God Bless You, Mr. Rosewater_ Or, Pearls Before Swine - Kurt Vonnegut [19]
"My mother was a Moon. My father was a Glampers."
This cross between a Glampers and a Moon was a domestic servant in the tapestry-brick Rosewater Mansion, the legal residence of the Senator, a house he actually occupied no more than ten days out of any year. During the remaining 355 days of each year, Diana had the twenty-six rooms all to herself. She cleaned and cleaned and cleaned alone, without even the luxury of having someone to blame for making dirt.
When Diana was through for the day, she would retire to a room over the Rosewater's six-car garage. The only vehicles in the garage were a 1936 Ford Phaeton, which was up on blocks, and a red tricycle with a fire bell hanging from the handlebars. The tricycle had belonged to Eliot as a child.

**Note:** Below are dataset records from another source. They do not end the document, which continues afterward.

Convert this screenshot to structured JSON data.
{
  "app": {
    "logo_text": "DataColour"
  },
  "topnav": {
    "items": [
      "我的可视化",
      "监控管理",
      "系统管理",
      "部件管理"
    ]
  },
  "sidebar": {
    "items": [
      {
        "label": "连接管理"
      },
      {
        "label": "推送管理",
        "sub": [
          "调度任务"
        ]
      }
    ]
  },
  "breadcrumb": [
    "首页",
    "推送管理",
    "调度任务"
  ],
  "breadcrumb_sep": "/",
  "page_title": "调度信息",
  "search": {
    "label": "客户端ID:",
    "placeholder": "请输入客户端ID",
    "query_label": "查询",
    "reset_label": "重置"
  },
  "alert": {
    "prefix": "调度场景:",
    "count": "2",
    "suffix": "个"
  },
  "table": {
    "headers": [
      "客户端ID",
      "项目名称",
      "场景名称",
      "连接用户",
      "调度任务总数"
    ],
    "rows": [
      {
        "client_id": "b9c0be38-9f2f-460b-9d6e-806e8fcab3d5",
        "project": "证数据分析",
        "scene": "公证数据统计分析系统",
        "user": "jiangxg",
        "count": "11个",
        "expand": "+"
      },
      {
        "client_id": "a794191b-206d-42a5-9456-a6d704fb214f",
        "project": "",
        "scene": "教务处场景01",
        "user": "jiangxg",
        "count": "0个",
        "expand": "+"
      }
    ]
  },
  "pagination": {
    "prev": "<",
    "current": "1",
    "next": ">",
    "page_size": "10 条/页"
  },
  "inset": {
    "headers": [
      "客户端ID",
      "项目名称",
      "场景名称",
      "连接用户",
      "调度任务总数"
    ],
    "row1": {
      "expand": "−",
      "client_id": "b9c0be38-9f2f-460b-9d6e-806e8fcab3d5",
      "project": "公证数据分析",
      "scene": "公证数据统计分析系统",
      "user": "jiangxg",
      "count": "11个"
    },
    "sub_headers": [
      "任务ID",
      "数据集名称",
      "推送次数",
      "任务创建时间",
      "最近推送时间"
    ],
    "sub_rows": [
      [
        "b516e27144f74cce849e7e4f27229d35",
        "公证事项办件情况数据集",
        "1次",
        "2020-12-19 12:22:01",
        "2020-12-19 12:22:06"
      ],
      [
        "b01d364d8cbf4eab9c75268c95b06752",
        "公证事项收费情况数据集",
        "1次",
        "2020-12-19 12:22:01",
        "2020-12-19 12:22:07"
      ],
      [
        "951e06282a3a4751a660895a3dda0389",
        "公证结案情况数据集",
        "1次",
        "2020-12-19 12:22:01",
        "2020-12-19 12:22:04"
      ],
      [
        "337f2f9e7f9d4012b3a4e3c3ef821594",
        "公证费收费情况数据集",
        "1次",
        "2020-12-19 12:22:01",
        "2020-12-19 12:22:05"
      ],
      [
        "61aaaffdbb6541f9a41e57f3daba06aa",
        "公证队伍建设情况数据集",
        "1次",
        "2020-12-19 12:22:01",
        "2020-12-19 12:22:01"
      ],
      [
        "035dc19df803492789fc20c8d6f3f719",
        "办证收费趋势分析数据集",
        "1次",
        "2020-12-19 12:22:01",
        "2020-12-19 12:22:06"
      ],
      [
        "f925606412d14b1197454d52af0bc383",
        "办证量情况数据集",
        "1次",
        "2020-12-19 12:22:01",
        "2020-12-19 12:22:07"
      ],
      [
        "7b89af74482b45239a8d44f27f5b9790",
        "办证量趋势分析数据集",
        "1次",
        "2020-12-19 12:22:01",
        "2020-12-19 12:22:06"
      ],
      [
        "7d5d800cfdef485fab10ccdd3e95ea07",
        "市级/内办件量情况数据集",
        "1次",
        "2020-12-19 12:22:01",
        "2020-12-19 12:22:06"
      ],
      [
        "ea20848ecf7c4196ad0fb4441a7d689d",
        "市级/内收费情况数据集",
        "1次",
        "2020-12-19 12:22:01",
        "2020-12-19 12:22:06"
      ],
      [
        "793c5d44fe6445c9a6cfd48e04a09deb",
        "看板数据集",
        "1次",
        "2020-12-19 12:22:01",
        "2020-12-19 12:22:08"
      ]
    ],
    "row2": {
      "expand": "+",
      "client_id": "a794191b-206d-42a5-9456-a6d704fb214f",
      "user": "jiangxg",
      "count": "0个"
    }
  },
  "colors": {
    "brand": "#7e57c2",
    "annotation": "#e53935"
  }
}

After work, Diana would sit in her room and listen to her cracked green plastic radio, or she would fumble with her Bible. She could not read. Her Bible was a frazzled wreck. On the table beside her bed was a white telephone, a so-called Princess telephone, which she rented from the Indiana Bell Telephone Company for seventy-five cents a month, over and above ordinary service charges.
There was a thunderclap.
Diana yelled for help. She should have yelled. Lightning had killed her mother and father at a Rosewater Lumber Company picnic in 1916. She was sure lightning was going to kill her, too. And, because her kidneys hurt all the time, she was sure the lightning would hit her in the kidneys.
She snatched her Princess phone from its cradle. She dialed the only number she ever dialed. She whimpered and moaned, waiting for the person at the other end to answer.
It was Eliot. His voice was sweet, vastly paternal—as humane as the lowest note of a cello. "This is the Rosewater Foundation," he said. "How can we help you?"
"The electricity is after me again, Mr. Rosewater. I had to call! I'm so scared!"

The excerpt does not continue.